An extensive population density survey was conducted by the University of Indonesia on four endemic Mentawai primates. This research was exclusive to the southern Mentawai islands and included a variety of survey areas, most of which devastated by commercial logging. The results of the 2008–2009 surveys are population densities of 1.5 groups/km^{2} on the island of Sipora and 2.1 ± 0.3 groups/km^{2} on the Pagai islands with group sizes around 3 individuals. Research into population densities on the northern Mentawai island of Siberut is more abundant due to the lower mean population densities of humans living on this island as well as the considerable amount of forestry that remains in comparison to the southern Mentawai islands. In northern Siberut researchers in the Peleonan forest conducted population density surveys from July to December 2005.  Results form these surveys show a mean density of 16.2 groups/km^{2}.

One of the main factors associated with the population decline of this species is habitat disturbance from commercial logging operations. Forestry cover varies significantly among the islands. The island of Siberut has most of its area declared as a National park whereas the southern islands of Sipora, North Pagai, and South Pagai have limited areas of forestry conservation. It is estimated that Siberut's forest cover decreased from 3,500 km^{2} to 2,400 km^{2} and the southern Mentawai islands of Sipora and Pagai have decreased from 1300 km^{2} to 300 km^{2}. The reason for Siberut's extensive forestry cover in comparison to the southern islands is due to historical conservation efforts. Much of the efforts started in the 1980s with the help of UNESCO man and the Biosphere reserve. This was expanded in the 1990s were a large portion of Siberut was declared a National Park. The declaration of this National Park allowed for hunting and logging operations to be significantly reduced; although areas around the national park still experience pressures of logging and conversions to commercial palm oil plantations through concessions and illegal activities. Many of the areas in the southern Mentawai islands have experienced heavy logging operations that have left little forestry for the Mentawai primates. Most of the forestry has now been reduced from primary forestry to secondary forestry which is troubling since the pig-tailed langur thrives in arboreal environments.
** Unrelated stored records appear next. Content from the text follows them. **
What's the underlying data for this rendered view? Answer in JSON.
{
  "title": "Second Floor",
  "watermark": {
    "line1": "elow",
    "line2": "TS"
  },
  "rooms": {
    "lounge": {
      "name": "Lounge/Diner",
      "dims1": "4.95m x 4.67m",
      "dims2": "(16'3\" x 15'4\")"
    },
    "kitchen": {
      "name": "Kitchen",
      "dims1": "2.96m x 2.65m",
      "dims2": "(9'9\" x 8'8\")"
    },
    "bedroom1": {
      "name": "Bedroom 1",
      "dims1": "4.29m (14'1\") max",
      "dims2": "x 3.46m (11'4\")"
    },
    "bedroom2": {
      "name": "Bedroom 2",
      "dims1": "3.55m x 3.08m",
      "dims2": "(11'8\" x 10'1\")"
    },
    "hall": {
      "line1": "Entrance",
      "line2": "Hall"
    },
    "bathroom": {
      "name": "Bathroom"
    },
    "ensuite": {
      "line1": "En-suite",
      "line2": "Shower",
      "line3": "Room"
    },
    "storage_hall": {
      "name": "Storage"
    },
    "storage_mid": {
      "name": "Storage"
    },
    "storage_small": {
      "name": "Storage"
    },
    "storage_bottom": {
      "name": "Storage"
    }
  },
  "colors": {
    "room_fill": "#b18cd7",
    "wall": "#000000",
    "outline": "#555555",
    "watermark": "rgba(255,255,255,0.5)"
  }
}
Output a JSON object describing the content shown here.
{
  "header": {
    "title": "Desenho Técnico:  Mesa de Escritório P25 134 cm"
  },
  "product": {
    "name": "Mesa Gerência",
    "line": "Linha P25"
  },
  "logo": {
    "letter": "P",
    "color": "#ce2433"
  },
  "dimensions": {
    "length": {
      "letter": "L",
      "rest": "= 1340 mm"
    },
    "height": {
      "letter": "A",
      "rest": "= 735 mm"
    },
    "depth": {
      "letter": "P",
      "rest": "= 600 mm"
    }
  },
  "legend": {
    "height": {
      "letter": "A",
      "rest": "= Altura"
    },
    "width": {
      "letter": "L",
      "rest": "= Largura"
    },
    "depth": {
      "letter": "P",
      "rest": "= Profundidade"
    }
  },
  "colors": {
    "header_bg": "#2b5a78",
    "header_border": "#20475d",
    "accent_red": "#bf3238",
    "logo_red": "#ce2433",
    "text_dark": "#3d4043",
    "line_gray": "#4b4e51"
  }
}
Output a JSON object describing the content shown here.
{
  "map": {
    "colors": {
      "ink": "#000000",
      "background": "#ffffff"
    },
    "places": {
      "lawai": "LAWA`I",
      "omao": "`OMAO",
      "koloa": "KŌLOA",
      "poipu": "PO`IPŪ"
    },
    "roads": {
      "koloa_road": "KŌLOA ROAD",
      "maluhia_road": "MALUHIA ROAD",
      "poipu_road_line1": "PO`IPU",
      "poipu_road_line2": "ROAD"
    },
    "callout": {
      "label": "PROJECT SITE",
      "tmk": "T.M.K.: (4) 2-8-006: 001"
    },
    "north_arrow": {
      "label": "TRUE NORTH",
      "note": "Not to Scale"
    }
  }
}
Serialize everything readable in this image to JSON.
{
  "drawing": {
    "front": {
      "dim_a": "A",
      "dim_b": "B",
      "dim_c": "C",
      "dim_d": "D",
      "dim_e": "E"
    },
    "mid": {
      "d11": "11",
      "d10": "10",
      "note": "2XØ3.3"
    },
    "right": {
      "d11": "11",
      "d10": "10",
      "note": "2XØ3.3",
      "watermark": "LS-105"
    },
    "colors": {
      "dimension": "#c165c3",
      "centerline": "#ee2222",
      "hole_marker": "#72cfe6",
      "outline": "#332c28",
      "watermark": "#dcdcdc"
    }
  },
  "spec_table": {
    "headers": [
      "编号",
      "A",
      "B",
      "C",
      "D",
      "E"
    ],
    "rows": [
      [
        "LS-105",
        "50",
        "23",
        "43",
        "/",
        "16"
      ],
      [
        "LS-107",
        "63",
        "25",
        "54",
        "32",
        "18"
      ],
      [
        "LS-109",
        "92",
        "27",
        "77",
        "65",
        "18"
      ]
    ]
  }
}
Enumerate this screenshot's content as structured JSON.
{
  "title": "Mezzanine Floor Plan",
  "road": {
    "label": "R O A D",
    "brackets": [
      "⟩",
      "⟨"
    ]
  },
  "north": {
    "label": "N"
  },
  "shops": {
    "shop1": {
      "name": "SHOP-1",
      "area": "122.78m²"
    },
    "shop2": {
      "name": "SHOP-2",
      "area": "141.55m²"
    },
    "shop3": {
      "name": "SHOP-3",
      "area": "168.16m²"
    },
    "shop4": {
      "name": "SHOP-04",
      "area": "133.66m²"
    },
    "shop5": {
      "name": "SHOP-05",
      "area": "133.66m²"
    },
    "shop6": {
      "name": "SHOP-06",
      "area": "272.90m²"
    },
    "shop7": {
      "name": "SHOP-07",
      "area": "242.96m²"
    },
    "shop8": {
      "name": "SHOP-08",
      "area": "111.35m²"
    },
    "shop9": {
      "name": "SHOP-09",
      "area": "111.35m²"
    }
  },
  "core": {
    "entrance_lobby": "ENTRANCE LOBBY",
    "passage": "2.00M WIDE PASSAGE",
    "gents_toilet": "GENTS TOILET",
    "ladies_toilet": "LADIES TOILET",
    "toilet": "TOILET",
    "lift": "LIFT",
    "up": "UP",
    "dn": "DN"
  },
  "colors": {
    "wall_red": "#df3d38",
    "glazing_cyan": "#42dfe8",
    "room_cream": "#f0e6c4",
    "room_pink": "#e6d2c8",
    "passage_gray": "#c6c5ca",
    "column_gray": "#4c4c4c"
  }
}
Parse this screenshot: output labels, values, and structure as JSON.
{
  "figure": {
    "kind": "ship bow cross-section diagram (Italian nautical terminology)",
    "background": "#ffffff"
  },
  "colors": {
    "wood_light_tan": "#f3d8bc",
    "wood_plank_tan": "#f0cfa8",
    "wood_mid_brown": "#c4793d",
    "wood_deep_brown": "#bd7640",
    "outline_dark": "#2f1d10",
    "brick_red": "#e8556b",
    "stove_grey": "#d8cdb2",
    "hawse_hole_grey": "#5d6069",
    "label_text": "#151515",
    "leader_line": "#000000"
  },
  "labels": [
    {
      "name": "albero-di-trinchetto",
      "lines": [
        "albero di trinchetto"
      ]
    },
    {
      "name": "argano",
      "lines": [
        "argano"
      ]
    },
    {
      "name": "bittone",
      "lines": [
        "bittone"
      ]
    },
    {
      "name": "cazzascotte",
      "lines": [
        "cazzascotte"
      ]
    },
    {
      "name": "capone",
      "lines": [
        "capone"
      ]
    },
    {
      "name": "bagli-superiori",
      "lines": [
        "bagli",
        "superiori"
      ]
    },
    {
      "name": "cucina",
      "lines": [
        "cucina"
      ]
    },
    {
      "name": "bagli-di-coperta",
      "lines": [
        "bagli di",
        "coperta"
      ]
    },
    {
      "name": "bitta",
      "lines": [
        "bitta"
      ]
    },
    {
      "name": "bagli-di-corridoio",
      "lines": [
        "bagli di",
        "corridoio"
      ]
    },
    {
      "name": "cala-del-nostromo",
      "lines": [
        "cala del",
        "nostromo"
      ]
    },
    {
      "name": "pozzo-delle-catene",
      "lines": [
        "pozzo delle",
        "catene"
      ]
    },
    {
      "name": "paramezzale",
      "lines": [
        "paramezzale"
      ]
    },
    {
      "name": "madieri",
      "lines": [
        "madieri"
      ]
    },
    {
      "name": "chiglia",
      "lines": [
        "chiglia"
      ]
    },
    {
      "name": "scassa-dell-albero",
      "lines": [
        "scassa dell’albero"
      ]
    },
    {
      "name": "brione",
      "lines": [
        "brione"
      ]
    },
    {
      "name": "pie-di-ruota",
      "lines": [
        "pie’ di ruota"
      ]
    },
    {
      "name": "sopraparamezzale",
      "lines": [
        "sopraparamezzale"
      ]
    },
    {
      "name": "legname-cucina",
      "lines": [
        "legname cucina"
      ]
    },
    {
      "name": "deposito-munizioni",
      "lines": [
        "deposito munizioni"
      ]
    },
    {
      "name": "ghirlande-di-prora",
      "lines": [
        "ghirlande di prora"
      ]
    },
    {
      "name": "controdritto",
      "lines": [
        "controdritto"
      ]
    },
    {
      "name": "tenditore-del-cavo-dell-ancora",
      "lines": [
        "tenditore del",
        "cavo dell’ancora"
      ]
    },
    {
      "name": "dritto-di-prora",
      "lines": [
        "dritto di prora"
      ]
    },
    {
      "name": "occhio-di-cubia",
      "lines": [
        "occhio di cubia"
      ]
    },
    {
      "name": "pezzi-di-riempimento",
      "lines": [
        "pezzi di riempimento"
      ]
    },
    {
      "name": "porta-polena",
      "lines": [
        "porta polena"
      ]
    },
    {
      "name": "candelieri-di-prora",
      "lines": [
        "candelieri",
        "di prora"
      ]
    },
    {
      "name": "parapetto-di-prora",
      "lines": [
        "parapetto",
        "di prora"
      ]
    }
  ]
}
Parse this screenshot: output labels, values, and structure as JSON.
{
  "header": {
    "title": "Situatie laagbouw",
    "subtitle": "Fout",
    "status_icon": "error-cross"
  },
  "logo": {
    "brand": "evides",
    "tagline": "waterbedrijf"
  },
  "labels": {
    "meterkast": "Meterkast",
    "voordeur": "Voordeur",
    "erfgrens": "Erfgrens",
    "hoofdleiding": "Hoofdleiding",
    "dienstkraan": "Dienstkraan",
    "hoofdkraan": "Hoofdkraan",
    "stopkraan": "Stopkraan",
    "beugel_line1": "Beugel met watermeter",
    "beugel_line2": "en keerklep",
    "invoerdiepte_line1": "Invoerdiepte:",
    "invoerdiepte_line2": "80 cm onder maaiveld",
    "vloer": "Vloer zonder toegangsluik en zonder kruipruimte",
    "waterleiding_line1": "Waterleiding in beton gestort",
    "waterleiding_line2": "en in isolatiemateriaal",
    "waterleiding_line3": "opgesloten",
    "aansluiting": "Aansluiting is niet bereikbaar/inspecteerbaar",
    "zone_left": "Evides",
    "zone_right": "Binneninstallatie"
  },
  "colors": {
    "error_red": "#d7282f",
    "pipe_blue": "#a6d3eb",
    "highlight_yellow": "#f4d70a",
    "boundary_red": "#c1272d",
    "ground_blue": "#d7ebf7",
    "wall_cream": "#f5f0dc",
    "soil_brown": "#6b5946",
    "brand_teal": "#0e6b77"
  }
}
The reduction on forestry in the southern Mentawai islands creates a domino effect of paving new land for more human activities and settlement. The second main factor associated with the population decline of this species is hunting. Local inhabitants have historically used arrows and poisonous materials to hunt this species. However technological advancements of firearms have facilitated the hunting of this species, especially since it is one of the largest primates on these islands. Many local inhabitants hunt this species because it is considered a delicacy, with many locals saying it has the best tasting meat compared to other primates. Population density data suggests that an increase in hunting pressure at survey sites results in lower population densities of this primate.

==Subspecies==
- Genus Simias
  - Pig-tailed langur, Simias concolor
    - Simias concolor concolor
    - Simias concolor siberu

==Predation==
The only known predator of pig-tailed langurs are humans. Other large predators on the Mentawai Islands include crested serpent eagles and reticulated pythons, both may also prey on pig-tailed langurs.